Bei Angriffen auf Dörfer in der südsyrischen Provinz Sweida hat die Jihadistenmiliz "Islamischer Staat" (IS) vergangene Woche 36 Frauen und Kinder entführt. Mindestens 20 Frauen und 16 Kinder der religiösen Minderheit der Drusen seien verschleppt worden, meldeten die örtliche Nachrichtenseite "Suwayda24" und die in Großbritannien ansässige "Syrische Beobachtungsstelle für Menschenrechte" am Montag.

Laut der Beobachtungsstelle sei vier Frauen die Flucht gelungen, während eine erschossen und eine weitere vermutlich auf dem Marsch an Erschöpfung gestorben sei. 30 Frauen und Kinder seien somit noch in Geiselhaft. "Suwayda24" berichtete, alle Opfer stammten aus dem Dorf Shabke im Osten der Provinz Sweida am Rande der großen Badija-Wüste.

Verhandlungen über Freilassung

Aus informierten Kreisen hieß es, Geistliche der Drusen verhandelten mit den Jihadisten über die Freilassung der Geiseln. Die IS-Miliz hat in Syrien in den vergangenen Jahren immer wieder Angehörige religiöser Minderheiten entführt. So wurden 2015 und 2016 Hunderte Christen aus Dörfern im Nordosten und dem Zentrum des Landes verschleppt, doch nach Verhandlungen zumeist freigelassen.

Der "Suwayda24"-Journalist Nur Radwan sagte der Nachrichtenagentur AFP, die IS-Miliz habe den Angehörigen Fotos und Videos der Entführungsopfer zugeschickt und fordere von der Regierung die Freilassung von IS-Häftlingen und die Einstellung der Offensive gegen ihre Kampfgefährten in der südlichen Provinz Daraa. Die IS-Miliz veröffentlichte zunächst nichts zu den Entführungen.
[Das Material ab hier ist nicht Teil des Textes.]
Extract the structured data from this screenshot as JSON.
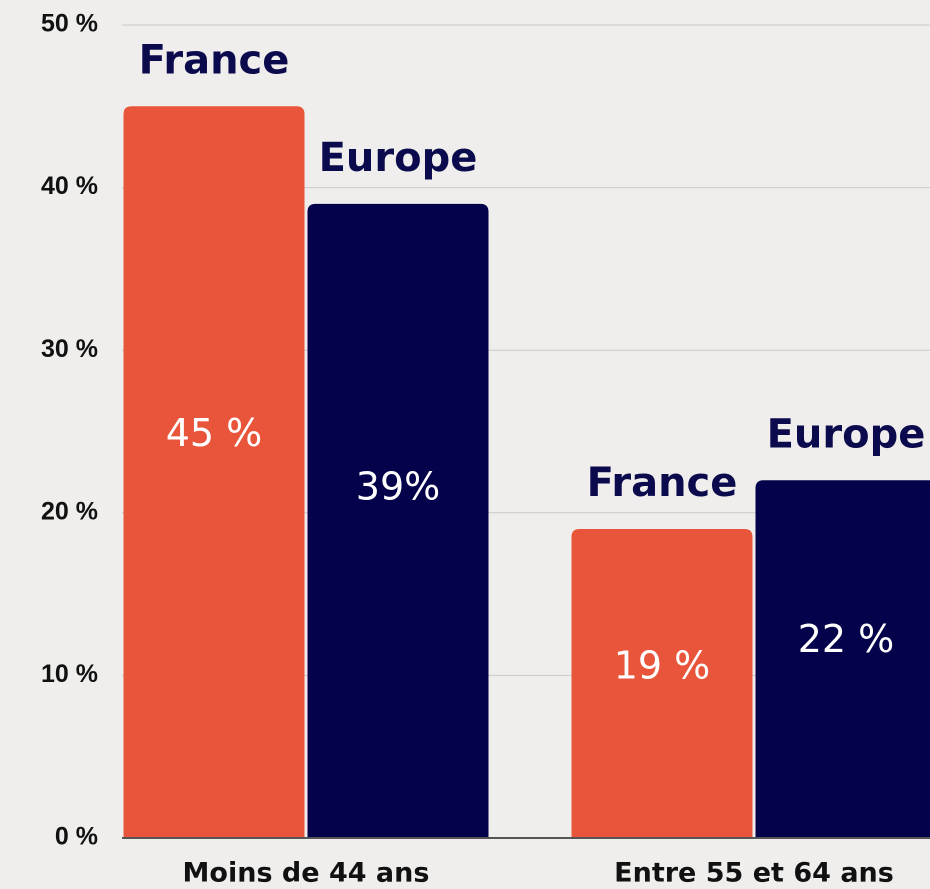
{
  "chart_data": {
    "type": "bar",
    "categories": [
      "Moins de 44 ans",
      "Entre 55 et 64 ans"
    ],
    "series": [
      {
        "name": "France",
        "color": "#e8553a",
        "values": [
          45,
          19
        ],
        "value_labels": [
          "45 %",
          "19 %"
        ]
      },
      {
        "name": "Europe",
        "color": "#03024a",
        "values": [
          39,
          22
        ],
        "value_labels": [
          "39%",
          "22 %"
        ]
      }
    ],
    "ylim": [
      0,
      50
    ],
    "yticks": [
      {
        "value": 0,
        "label": "0 %"
      },
      {
        "value": 10,
        "label": "10 %"
      },
      {
        "value": 20,
        "label": "20 %"
      },
      {
        "value": 30,
        "label": "30 %"
      },
      {
        "value": 40,
        "label": "40 %"
      },
      {
        "value": 50,
        "label": "50 %"
      }
    ],
    "grid": true
  }
}
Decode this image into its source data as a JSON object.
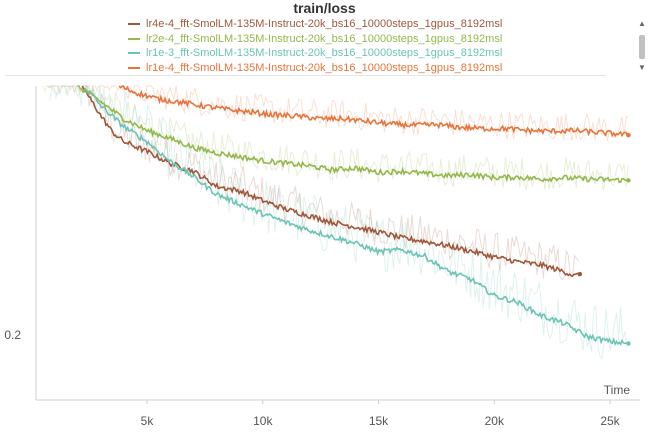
{
  "chart_data": {
    "type": "line",
    "title": "train/loss",
    "xlabel": "Time",
    "ylabel": "",
    "x_ticks": [
      5000,
      10000,
      15000,
      20000,
      25000
    ],
    "x_tick_labels": [
      "5k",
      "10k",
      "15k",
      "20k",
      "25k"
    ],
    "y_ticks": [
      0.2
    ],
    "y_tick_labels": [
      "0.2"
    ],
    "xlim": [
      0,
      26100
    ],
    "ylim": [
      0.155,
      0.58
    ],
    "grid": false,
    "legend_position": "top",
    "series": [
      {
        "name": "lr4e-4_fft-SmolLM-135M-Instruct-20k_bs16_10000steps_1gpus_8192msl",
        "color": "#a0573a",
        "x": [
          2200,
          3000,
          3500,
          4000,
          5000,
          6000,
          7000,
          8000,
          9000,
          10000,
          11000,
          12000,
          13000,
          14000,
          15000,
          16000,
          17000,
          18000,
          19000,
          20000,
          21000,
          22000,
          23000,
          23500,
          23700
        ],
        "y": [
          0.58,
          0.535,
          0.51,
          0.495,
          0.48,
          0.462,
          0.45,
          0.427,
          0.42,
          0.405,
          0.392,
          0.382,
          0.372,
          0.365,
          0.357,
          0.348,
          0.343,
          0.336,
          0.328,
          0.319,
          0.312,
          0.307,
          0.297,
          0.29,
          0.293
        ]
      },
      {
        "name": "lr2e-4_fft-SmolLM-135M-Instruct-20k_bs16_10000steps_1gpus_8192msl",
        "color": "#93b84b",
        "x": [
          2000,
          3000,
          4000,
          5000,
          6000,
          7000,
          8000,
          9000,
          10000,
          11000,
          12000,
          13000,
          14000,
          15000,
          16000,
          17000,
          18000,
          19000,
          20000,
          21000,
          22000,
          23000,
          24000,
          25000,
          25800
        ],
        "y": [
          0.58,
          0.556,
          0.53,
          0.512,
          0.5,
          0.486,
          0.478,
          0.472,
          0.466,
          0.462,
          0.458,
          0.452,
          0.455,
          0.448,
          0.45,
          0.446,
          0.443,
          0.445,
          0.44,
          0.441,
          0.438,
          0.44,
          0.438,
          0.437,
          0.436
        ]
      },
      {
        "name": "lr1e-3_fft-SmolLM-135M-Instruct-20k_bs16_10000steps_1gpus_8192msl",
        "color": "#6cc4b4",
        "x": [
          2300,
          3000,
          4000,
          5000,
          6000,
          7000,
          8000,
          9000,
          10000,
          11000,
          12000,
          13000,
          14000,
          15000,
          16000,
          17000,
          18000,
          19000,
          20000,
          21000,
          22000,
          23000,
          24000,
          25000,
          25800
        ],
        "y": [
          0.58,
          0.55,
          0.518,
          0.495,
          0.465,
          0.442,
          0.415,
          0.4,
          0.385,
          0.372,
          0.36,
          0.35,
          0.34,
          0.327,
          0.33,
          0.32,
          0.297,
          0.285,
          0.26,
          0.25,
          0.23,
          0.218,
          0.198,
          0.19,
          0.187
        ]
      },
      {
        "name": "lr1e-4_fft-SmolLM-135M-Instruct-20k_bs16_10000steps_1gpus_8192msl",
        "color": "#e8743b",
        "x": [
          3800,
          4500,
          5500,
          6500,
          7500,
          8500,
          9500,
          10500,
          11500,
          12500,
          13500,
          14500,
          15500,
          16500,
          17500,
          18500,
          19500,
          20500,
          21500,
          22500,
          23500,
          24500,
          25400,
          25800
        ],
        "y": [
          0.58,
          0.57,
          0.56,
          0.555,
          0.549,
          0.544,
          0.54,
          0.536,
          0.534,
          0.53,
          0.53,
          0.526,
          0.522,
          0.52,
          0.521,
          0.517,
          0.515,
          0.515,
          0.512,
          0.511,
          0.512,
          0.509,
          0.507,
          0.505
        ]
      }
    ]
  },
  "ui": {
    "scroll_up": "▲",
    "scroll_down": "▼"
  }
}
Radwan sagte, die Opfer stammten aus zwei Großfamilien und seien vermutlich in die Badija-Wüste verschleppt worden. Die Einwohner von Shabke seien Bauern, die nur über Jagdgewehre verfügten, um sich zu verteidigen. Es habe dort daher kaum Widerstand gegeben, sagte der Journalist. Laut der Beobachtungsstelle wurden auch noch 17 Männer aus der Region vermisst.

Mehr als 250 Tote bei Anschlägen

Bei der Anschlagsserie am Mittwochmorgen vergangener Woche hatten die Jihadisten in der Provinzhauptstadt Sweida und umliegenden Dörfern mehr als 250 Menschen getötet. Die Angriffe der sunnitischen Extremistengruppe richteten sich gegen die Truppen von Machthaber Bashar al-Assad und Milizionäre, doch wurden auch rund 140 Zivilisten dabei getötet.

Die meisten Opfer waren Drusen, die in Sweida die Mehrheit der Bevölkerung stellen und von den Jihadisten als "Ungläubige" angesehen werden. Es waren die blutigsten Angriffe in der Provinz seit Beginn des Bürgerkriegs 2011. Da die Drusen in dem Konflikt zumeist eine Haltung der Neutralität eingenommen haben, sind ihre Siedlungsgebiete bisher weitgehend verschont geblieben.

Mit den Anschlägen am Mittwoch wollte die IS-Miliz vermutlich den Druck von ihren Kampfgefährten in der Nachbarprovinz Daraa nehmen, die seit dem 19. Juli von der syrischen Armee bombardiert werden. Auch am Montag rückten die Regierungstruppen mit russischer Luftunterstützung weiter gegen die letzten Dörfer unter Kontrolle der IS-Miliz vor, wie die staatliche Nachrichtenagentur SANA meldete.

Die IS-Miliz hat sämtliche Städte unter ihrer Kontrolle in Syrien verloren, ist jedoch weiter in Daraa und der Badija-Wüste sowie in einem kleinen Gebiet im Osten des Landes präsent. Im Mai waren die Jihadisten gezwungen, im Zuge einer Vereinbarung mit der Regierung aus dem Viertel Yarmouk in Damaskus in die Wüste abzuziehen. Berichten zufolge waren einige dieser Kämpfer nun an den Anschlägen in Sweida beteiligt.